In 1826, the Tennessee Legislature changed the name of Cumberland College to the University of Nashville. In 1827, future Confederate General Gideon Pillow was part of a graduating class of twelve. Under Reverend Phillip Lindsley, the University of Nashville provided educational instruction to young men, and Nashville became known as the ‘Athens of the South.’ In 1850, all parts of the college level instruction were shut down, a consequence of a cholera epidemic in the city. Meanwhile, Cumberland Hall was torn down, and the University of Nashville opened a medical college in 1851.

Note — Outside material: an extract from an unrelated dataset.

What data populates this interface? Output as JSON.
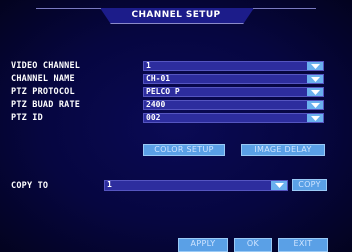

In 1853, a new building was constructed at 724 Second Avenue in Nashville, and in 1854, the college re-opened. In 1855, Lindsley’s son and successor John Berrien Lindsley merged the Western Military Institute and the University of Nashville. It moved its entire operation from Georgetown, Kentucky, where it had operated since its founding in 1847, to Nashville. Bushrod Johnson was a professor at the Western Military Institute from 1851 to 1855. He served as its headmaster when it moved to Nashville in the merger, and continued in that capacity until the outbreak of the American Civil War in 1861. He served the Confederate States Army during the war as a general. It was during this period that Sam Davis attended the Western Military Institute; he was later called the “boy hero of the Confederacy”, and hanged by Union forces as a spy in 1863. The Western Military Institute did not offer instruction from 1862 to 1865. During 1862, the campus building served as a Union hospital for Federal officers.